To date, there have been few studies of relational justice and in most studies that do exist, both the exposure and outcome have been self‐reported. However, a small number of studies have documented associations with more objective measures of health, such as medically certified sickness absence,3 risk of impaired cardiovascular regulation,4 incidence of coronary heart disease5 and mortality due to cardiovascular diseases.6
Kawachi suggests that an alternative approach to the problem of common‐method variance is to aggregate individual responses to questions on organisational justice up to the work‐group or firm level. We agree that small‐area statistics and multilevel analyses have been underused in the occupational health field; most prior studies that have used these methods have assessed effects of the social environment in residential neighbourhoods and communities. However, the workplace is also an important social setting, as employed populations spend more waking hours in that environment than in any other. To our knowledge, three studies of organisational justice have applied the aggregate‐level approach and provide evidence to indicate that it may be relevant in this field. A study of hospital personnel in 162 single‐location work units measured organisational (procedural and relational) justice using work‐unit mean scores as well as individual scores, and found that justice predicted subsequent mental disorders in both cases.7 Using the same data, Elovainio et al8 examined associations between organisational justice and medically certified sickness absence. In addition to individual variation, they found that justice varied considerably between work units, but that justice predicted sickness absence only at the individual level. To some extent, this is unsurprising, particularly with relational justice where the focus is on individual supervisors. A study by Wager et al9 showed marked differences in blood pressure in the same group of employees on days worked under a favourably perceived supervisor compared with days worked under an unfavourably perceived supervisor. Future work may need to differentiate between supervisors if analyses at the level of the work unit are to be informative.
Another interesting point raised by Kawachi is the overlap between organisational justice and other measures of the psychosocial work environment. We cannot but agree with respect to this study in which all the items in our measure of relational justice were “borrowed” from other psychosocial constructs. However, our findings are in line with the work from Finland where most of the studies have used Moorman's original justice measures. It seems unlikely to us that it will be possible to draw clear theoretical distinctions between justice and the other more established psychosocial constructs. This may be due to a genuine overlap, in which case there might be more mileage in expanding the concept of social support at work to include a fairness dimension.

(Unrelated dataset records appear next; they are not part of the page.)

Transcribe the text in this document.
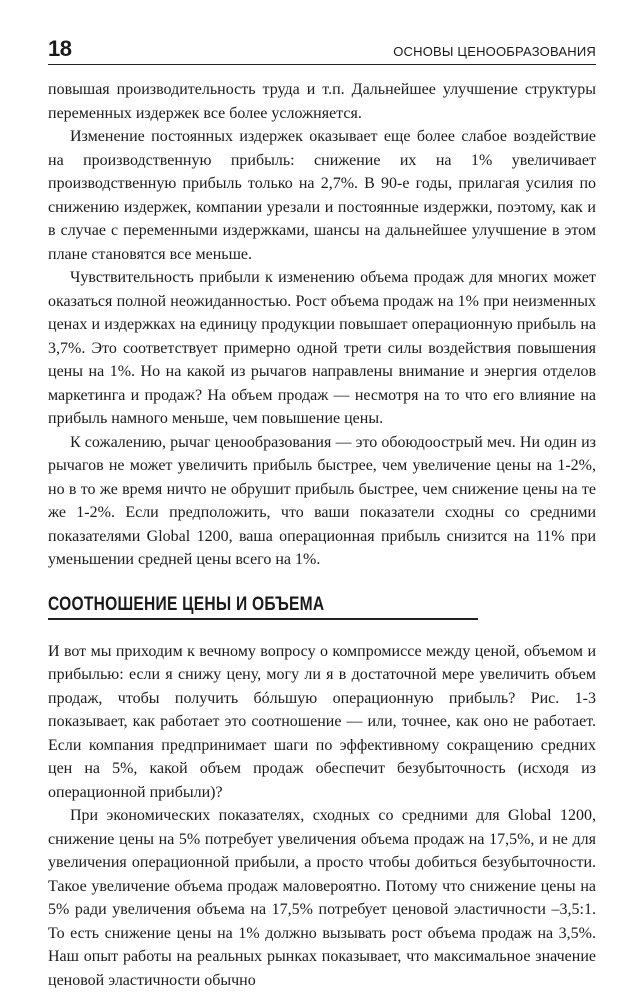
18	ОСНОВЫ ЦЕНООБРАЗОВАНИЯ

повышая производительность труда и т.п. Дальнейшее улучшение структуры переменных издержек все более усложняется.

Изменение постоянных издержек оказывает еще более слабое воздействие на производственную прибыль: снижение их на 1% увеличивает производственную прибыль только на 2,7%. В 90-е годы, прилагая усилия по снижению издержек, компании урезали и постоянные издержки, поэтому, как и в случае с переменными издержками, шансы на дальнейшее улучшение в этом плане становятся все меньше.

Чувствительность прибыли к изменению объема продаж для многих может оказаться полной неожиданностью. Рост объема продаж на 1% при неизменных ценах и издержках на единицу продукции повышает операционную прибыль на 3,7%. Это соответствует примерно одной трети силы воздействия повышения цены на 1%. Но на какой из рычагов направлены внимание и энергия отделов маркетинга и продаж? На объем продаж — несмотря на то что его влияние на прибыль намного меньше, чем повышение цены.

К сожалению, рычаг ценообразования — это обоюдоострый меч. Ни один из рычагов не может увеличить прибыль быстрее, чем увеличение цены на 1-2%, но в то же время ничто не обрушит прибыль быстрее, чем снижение цены на те же 1-2%. Если предположить, что ваши показатели сходны со средними показателями Global 1200, ваша операционная прибыль снизится на 11% при уменьшении средней цены всего на 1%.

СООТНОШЕНИЕ ЦЕНЫ И ОБЪЕМА

И вот мы приходим к вечному вопросу о компромиссе между ценой, объемом и прибылью: если я снижу цену, могу ли я в достаточной мере увеличить объем продаж, чтобы получить бóльшую операционную прибыль? Рис. 1-3 показывает, как работает это соотношение — или, точнее, как оно не работает. Если компания предпринимает шаги по эффективному сокращению средних цен на 5%, какой объем продаж обеспечит безубыточность (исходя из операционной прибыли)?

При экономических показателях, сходных со средними для Global 1200, снижение цены на 5% потребует увеличения объема продаж на 17,5%, и не для увеличения операционной прибыли, а просто чтобы добиться безубыточности. Такое увеличение объема продаж маловероятно. Потому что снижение цены на 5% ради увеличения объема на 17,5% потребует ценовой эластичности –3,5:1. То есть снижение цены на 1% должно вызывать рост объема продаж на 3,5%. Наш опыт работы на реальных рынках показывает, что максимальное значение ценовой эластичности обычно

Alternatively, it may be because both perceptions of relational justice and effort–reward imbalance are determined by a common perception of power relationships within the organisation.

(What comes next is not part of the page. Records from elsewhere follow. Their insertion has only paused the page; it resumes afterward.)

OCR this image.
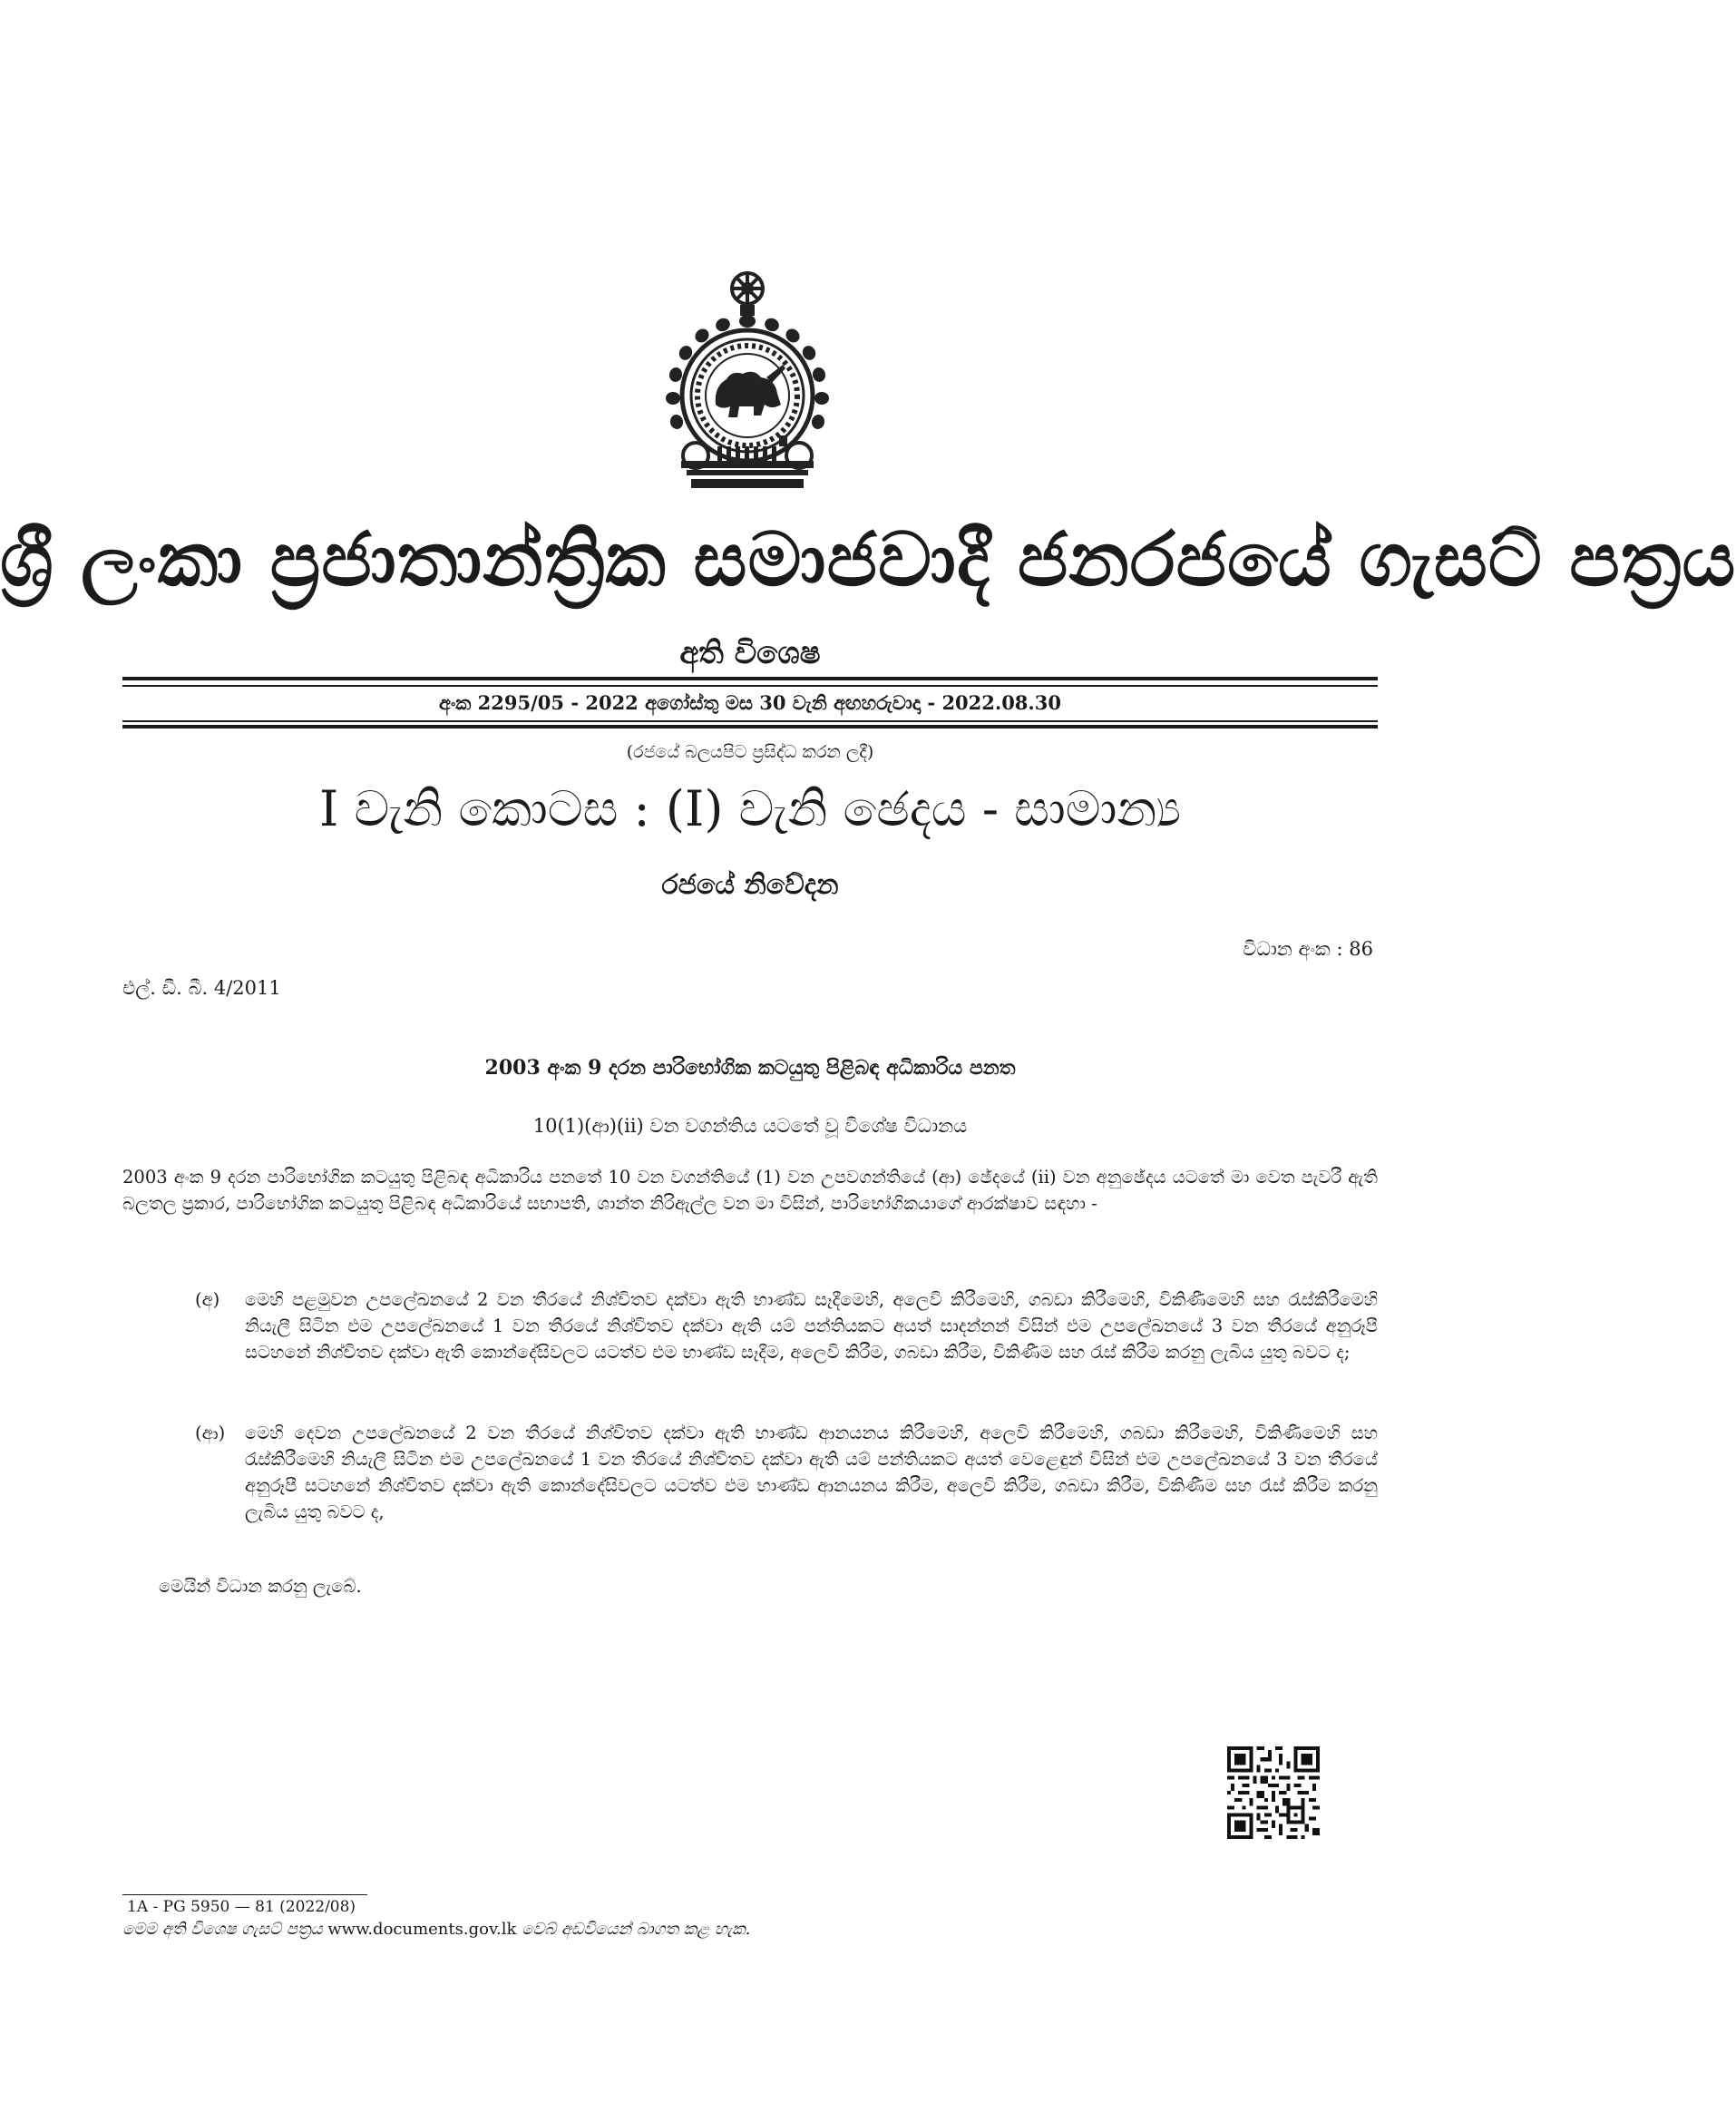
ශ්‍රී ලංකා ප්‍රජාතාන්ත්‍රික සමාජවාදී ජනරජයේ ගැසට් පත්‍රය
අති විශෙෂ
අංක 2295/05 - 2022 අගෝස්තු මස 30 වැනි අඟහරුවාදා - 2022.08.30
(රජයේ බලයපිට ප්‍රසිද්ධ කරන ලදී)
I වැනි කොටස : (I) වැනි ඡෙදය - සාමාන්‍ය
රජයේ නිවේදන
විධාන අංක : 86
එල්. ඩී. බී. 4/2011
2003 අංක 9 දරන පාරිභෝගික කටයුතු පිළිබඳ අධිකාරිය පනත
10(1)(ආ)(ii) වන වගන්තිය යටතේ වූ විශේෂ විධානය

2003 අංක 9 දරන පාරිභෝගික කටයුතු පිළිබඳ අධිකාරිය පනතේ 10 වන වගන්තියේ (1) වන උපවගන්තියේ (ආ) ඡේදයේ (ii) වන අනුඡේදය යටතේ මා වෙත පැවරී ඇති බලතල ප්‍රකාර, පාරිභෝගික කටයුතු පිළිබඳ අධිකාරියේ සභාපති, ශාන්ත නිරිඇල්ල වන මා විසින්, පාරිභෝගිකයාගේ ආරක්ෂාව සඳහා -

(අ)	මෙහි පළමුවන උපලේඛනයේ 2 වන තීරයේ නිශ්චිතව දක්වා ඇති භාණ්ඩ සෑදීමෙහි, අලෙවි කිරීමෙහි, ගබඩා කිරීමෙහි, විකිණීමෙහි සහ රැස්කිරීමෙහි නියැලී සිටින එම උපලේඛනයේ 1 වන තීරයේ නිශ්චිතව දක්වා ඇති යම් පන්තියකට අයත් සාදන්නන් විසින් එම උපලේඛනයේ 3 වන තීරයේ අනුරූපී සටහනේ නිශ්චිතව දක්වා ඇති කොන්දේසිවලට යටත්ව එම භාණ්ඩ සෑදීම, අලෙවි කිරීම, ගබඩා කිරීම, විකිණීම සහ රැස් කිරීම කරනු ලැබිය යුතු බවට ද;
(ආ)	මෙහි දෙවන උපලේඛනයේ 2 වන තීරයේ නිශ්චිතව දක්වා ඇති භාණ්ඩ ආනයනය කිරීමෙහි, අලෙවි කිරීමෙහි, ගබඩා කිරීමෙහි, විකිණීමෙහි සහ රැස්කිරීමෙහි නියැලී සිටින එම උපලේඛනයේ 1 වන තීරයේ නිශ්චිතව දක්වා ඇති යම් පන්තියකට අයත් වෙළෙඳුන් විසින් එම උපලේඛනයේ 3 වන තීරයේ අනුරූපී සටහනේ නිශ්චිතව දක්වා ඇති කොන්දේසිවලට යටත්ව එම භාණ්ඩ ආනයනය කිරීම, අලෙවි කිරීම, ගබඩා කිරීම, විකිණීම සහ රැස් කිරීම කරනු ලැබිය යුතු බවට ද,
මෙයින් විධාන කරනු ලැබේ.
1A - PG 5950 — 81 (2022/08)
මෙම අති විශෙෂ ගැසට් පත්‍රය www.documents.gov.lk වෙබ් අඩවියෙන් බාගත කළ හැක.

As Kawachi points out, there is little association in our study between relational justice scores and employment grade. At phases 1 and 3, a positive gradient has been observed for both General Health Questionnaire (GHQ) Score and GHQ caseness in the Whitehall II Study (the higher the grade, the higher the GHQ Score or prevalence of caseness).10 Thus, although we agree with Kawachi that relational justice may not be the key to justice in the broader sense of social inequalities in the distribution of work‐related health outcomes, this does not mean it lacks salience overall. Our study shows that a favourable change in relational injustice was associated with a reduced risk of psychiatric morbidity, whereas an unfavourable change was associated with an increase in risk. We need much stronger evidence to fulfil the Bradford–Hill criteria, but in the meantime it seems that attempts to increase relational justice would not go amiss.